Connectivity concordance mapping (CCM)
The program vccm computes connectivity concordance maps (CCM). The main idea is to assign a label to each voxel based on the intersubject reproducibility of its whole-brain pattern of connectivity. Specifically, we compute the correlations of time-courses of each voxel with every other voxel for each subject. Voxels whose correlation pattern is consistent across data sets receive high values.
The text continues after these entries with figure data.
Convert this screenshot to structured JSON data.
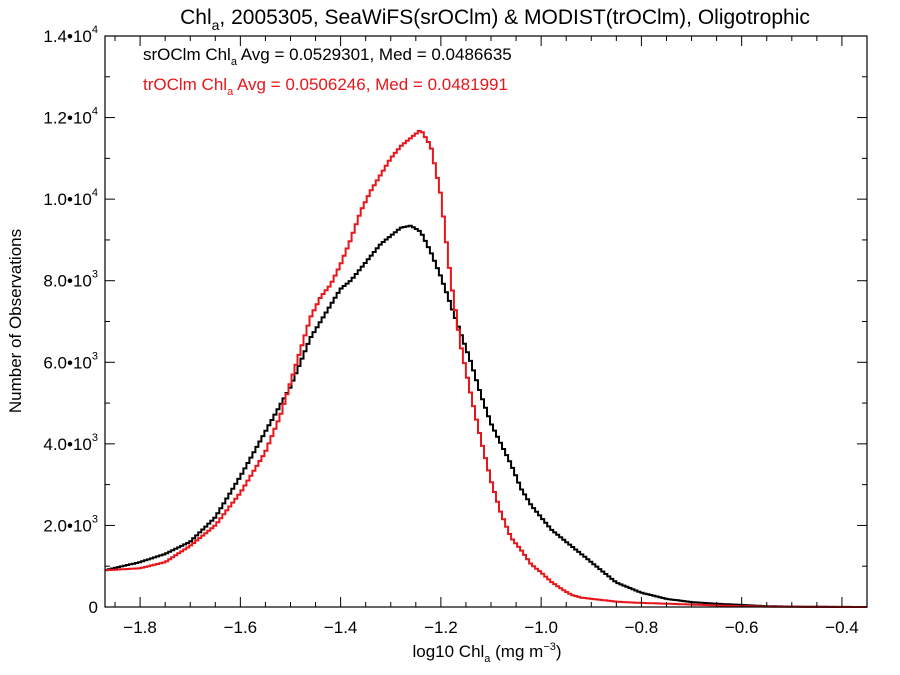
{
  "chart_data": {
    "type": "line",
    "title": {
      "pre": "Chl",
      "sub": "a",
      "post": ", 2005305, SeaWiFS(srOClm) & MODIST(trOClm), Oligotrophic"
    },
    "xlabel": {
      "pre": "log10 Chl",
      "sub": "a",
      "post": " (mg m",
      "sup": "−3",
      "end": ")"
    },
    "ylabel": "Number of Observations",
    "xlim": [
      -1.87,
      -0.35
    ],
    "ylim": [
      0,
      14000
    ],
    "x_ticks": [
      {
        "value": -1.8,
        "label": "−1.8"
      },
      {
        "value": -1.6,
        "label": "−1.6"
      },
      {
        "value": -1.4,
        "label": "−1.4"
      },
      {
        "value": -1.2,
        "label": "−1.2"
      },
      {
        "value": -1.0,
        "label": "−1.0"
      },
      {
        "value": -0.8,
        "label": "−0.8"
      },
      {
        "value": -0.6,
        "label": "−0.6"
      },
      {
        "value": -0.4,
        "label": "−0.4"
      }
    ],
    "y_ticks": [
      {
        "value": 0,
        "mant": "0",
        "exp": ""
      },
      {
        "value": 2000,
        "mant": "2.0•10",
        "exp": "3"
      },
      {
        "value": 4000,
        "mant": "4.0•10",
        "exp": "3"
      },
      {
        "value": 6000,
        "mant": "6.0•10",
        "exp": "3"
      },
      {
        "value": 8000,
        "mant": "8.0•10",
        "exp": "3"
      },
      {
        "value": 10000,
        "mant": "1.0•10",
        "exp": "4"
      },
      {
        "value": 12000,
        "mant": "1.2•10",
        "exp": "4"
      },
      {
        "value": 14000,
        "mant": "1.4•10",
        "exp": "4"
      }
    ],
    "grid": false,
    "legend_position": "top-left",
    "series": [
      {
        "color": "#000000",
        "annotation": {
          "name": "srOClm Chl",
          "sub": "a",
          "stats": " Avg = 0.0529301, Med = 0.0486635"
        },
        "x": [
          -1.87,
          -1.8,
          -1.75,
          -1.7,
          -1.65,
          -1.6,
          -1.55,
          -1.5,
          -1.48,
          -1.46,
          -1.44,
          -1.42,
          -1.4,
          -1.38,
          -1.36,
          -1.34,
          -1.32,
          -1.3,
          -1.28,
          -1.26,
          -1.24,
          -1.22,
          -1.2,
          -1.18,
          -1.16,
          -1.14,
          -1.12,
          -1.1,
          -1.08,
          -1.06,
          -1.04,
          -1.02,
          -1.0,
          -0.98,
          -0.95,
          -0.92,
          -0.9,
          -0.87,
          -0.85,
          -0.8,
          -0.75,
          -0.7,
          -0.65,
          -0.6,
          -0.55,
          -0.5,
          -0.45,
          -0.4,
          -0.35
        ],
        "y": [
          900,
          1100,
          1300,
          1600,
          2200,
          3200,
          4300,
          5400,
          6000,
          6600,
          7000,
          7400,
          7800,
          8000,
          8300,
          8600,
          8900,
          9100,
          9300,
          9350,
          9200,
          8700,
          8100,
          7400,
          6700,
          6000,
          5200,
          4500,
          4000,
          3500,
          2900,
          2500,
          2200,
          1900,
          1600,
          1300,
          1100,
          800,
          600,
          350,
          200,
          120,
          80,
          50,
          20,
          10,
          5,
          2,
          0
        ]
      },
      {
        "color": "#e8161b",
        "annotation": {
          "name": "trOClm Chl",
          "sub": "a",
          "stats": " Avg = 0.0506246, Med = 0.0481991"
        },
        "x": [
          -1.87,
          -1.8,
          -1.75,
          -1.7,
          -1.65,
          -1.6,
          -1.55,
          -1.52,
          -1.5,
          -1.48,
          -1.46,
          -1.44,
          -1.42,
          -1.4,
          -1.38,
          -1.36,
          -1.34,
          -1.32,
          -1.3,
          -1.28,
          -1.26,
          -1.24,
          -1.22,
          -1.2,
          -1.18,
          -1.16,
          -1.14,
          -1.12,
          -1.1,
          -1.08,
          -1.06,
          -1.04,
          -1.02,
          -1.0,
          -0.98,
          -0.96,
          -0.94,
          -0.92,
          -0.9,
          -0.87,
          -0.85,
          -0.8,
          -0.75,
          -0.7,
          -0.65,
          -0.6,
          -0.55,
          -0.5,
          -0.45,
          -0.4,
          -0.35
        ],
        "y": [
          900,
          950,
          1100,
          1500,
          2000,
          2800,
          3800,
          4700,
          5500,
          6300,
          7100,
          7600,
          7900,
          8400,
          9000,
          9700,
          10200,
          10600,
          11000,
          11300,
          11500,
          11700,
          11300,
          10100,
          8000,
          6400,
          5200,
          4100,
          3100,
          2300,
          1700,
          1400,
          1050,
          850,
          620,
          450,
          300,
          230,
          200,
          160,
          130,
          100,
          80,
          60,
          40,
          20,
          10,
          5,
          2,
          1,
          0
        ]
      }
    ]
  }
}
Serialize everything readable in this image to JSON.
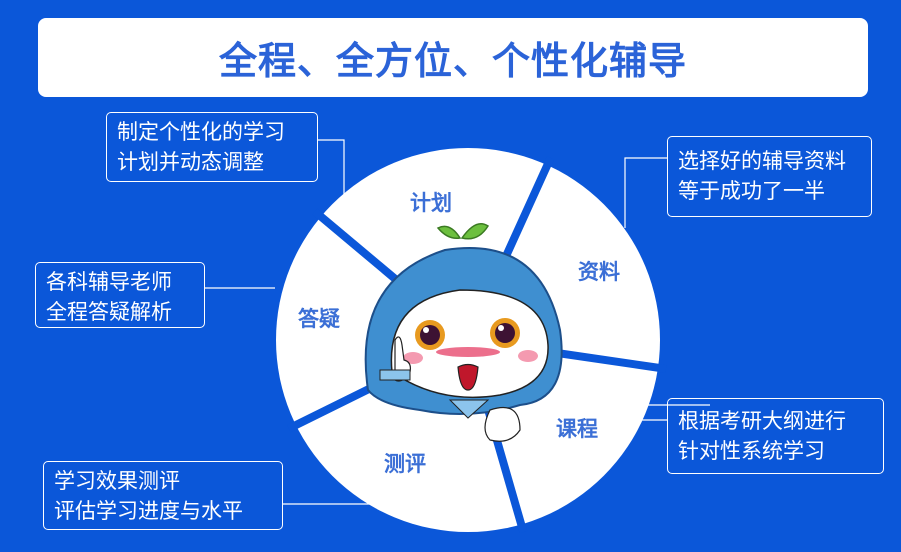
{
  "title": "全程、全方位、个性化辅导",
  "segments": [
    "计划",
    "资料",
    "课程",
    "测评",
    "答疑"
  ],
  "callouts": {
    "plan": [
      "制定个性化的学习",
      "计划并动态调整"
    ],
    "materials": [
      "选择好的辅导资料",
      "等于成功了一半"
    ],
    "qa": [
      "各科辅导老师",
      "全程答疑解析"
    ],
    "course": [
      "根据考研大纲进行",
      "针对性系统学习"
    ],
    "assessment": [
      "学习效果测评",
      "评估学习进度与水平"
    ]
  },
  "colors": {
    "background": "#0b57d9",
    "accent": "#2b63d8",
    "mascot": "#3f8fd0"
  }
}
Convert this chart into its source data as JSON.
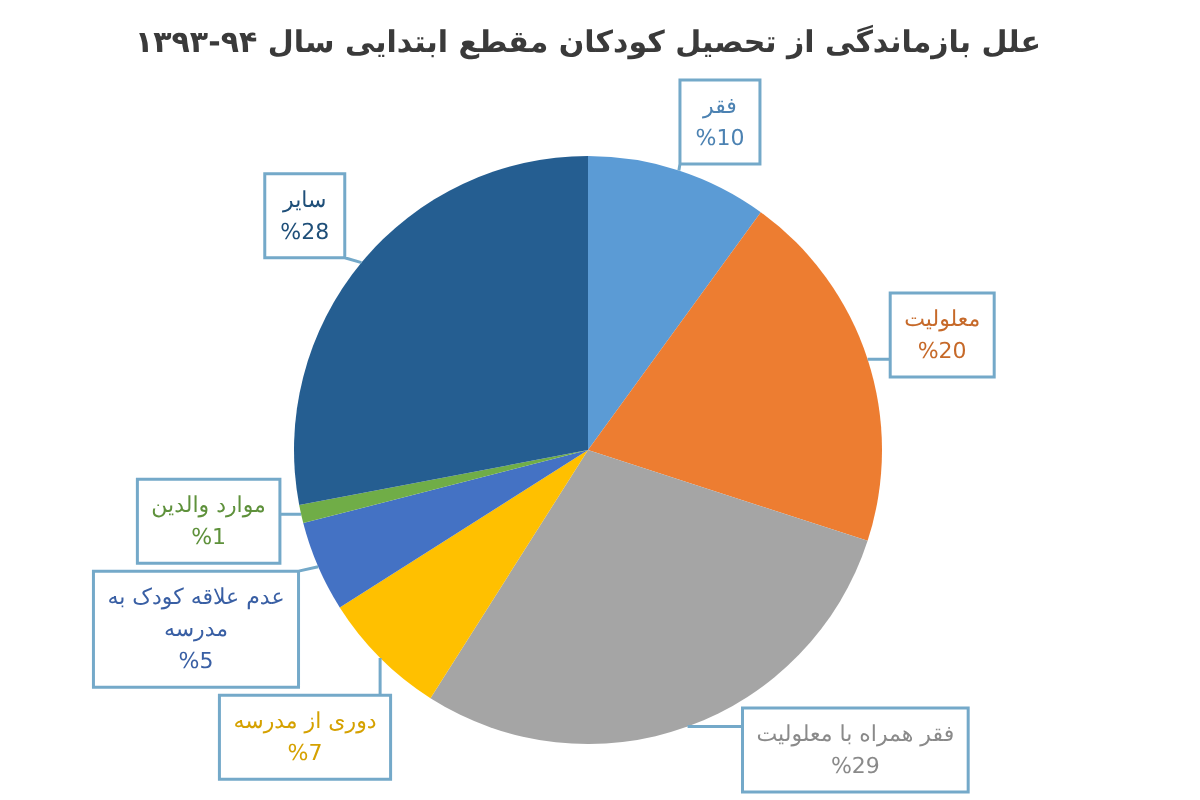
{
  "chart_data": {
    "type": "pie",
    "title": "علل بازماندگی از تحصیل کودکان مقطع ابتدایی سال ۹۴-۱۳۹۳",
    "categories": [
      "فقر",
      "معلولیت",
      "فقر همراه با معلولیت",
      "دوری از مدرسه",
      "عدم علاقه کودک به مدرسه",
      "موارد والدین",
      "سایر"
    ],
    "values": [
      10,
      20,
      29,
      7,
      5,
      1,
      28
    ],
    "colors": [
      "#5b9bd5",
      "#ed7d31",
      "#a5a5a5",
      "#ffc000",
      "#4472c4",
      "#70ad47",
      "#255e91"
    ],
    "value_labels": [
      "%10",
      "%20",
      "%29",
      "%7",
      "%5",
      "%1",
      "%28"
    ]
  }
}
Concordance across data sets is measured using either Kendall’s W or the overall concordance measure (OCCC).
Preprocessed functional data sets serve as input to ‘vccm’. It is important that the preprocessing pipeline includes a baseline correction (detrending). The region of interest mask must be geometrically compatible with the functional data and cover the desired portions of the brain (or the entire brain). In particular, the mask must have the same spatial resolution, the same image matrix size and the same orientation as the functional data.
Example:
vccm -in func1.v func2.v -out result.v -mask mask.v -first 20 -len 80 -type kendall
This call uses computes the concordance between the connectivity profiles of the two input files. For example, the two input files might represent measurements acquired of the a subject several weeks apart to monitor recovery after stroke. Here, connectivity is computed using subsequences consisting of 80 time points starting at time point 20 for each voxel covered by the region of interest mask.
Parameters of ‘vccm’
- -help
Prints usage information.
- -in
Input file.
- -out
Output file.
- -mask
Region of interest mask.
- -minval
Signal threshold. Default: 0
- -first
First timestep to use. Default: 0
- -length
Length of time series to use, ‘0’ to use full length. Default: 0
- -type
Concordance metric [ kendall | occc ]. Default: kendall
Reference: Lohmann et al (2012), “Connectivity Concordance Mapping: A New Tool for Model-Free Analysis of fMRI Data of the Human Brain.” Frontiers in Systems Neuroscience. 2012;6:13. doi:10.3389/fnsys.2012.00013.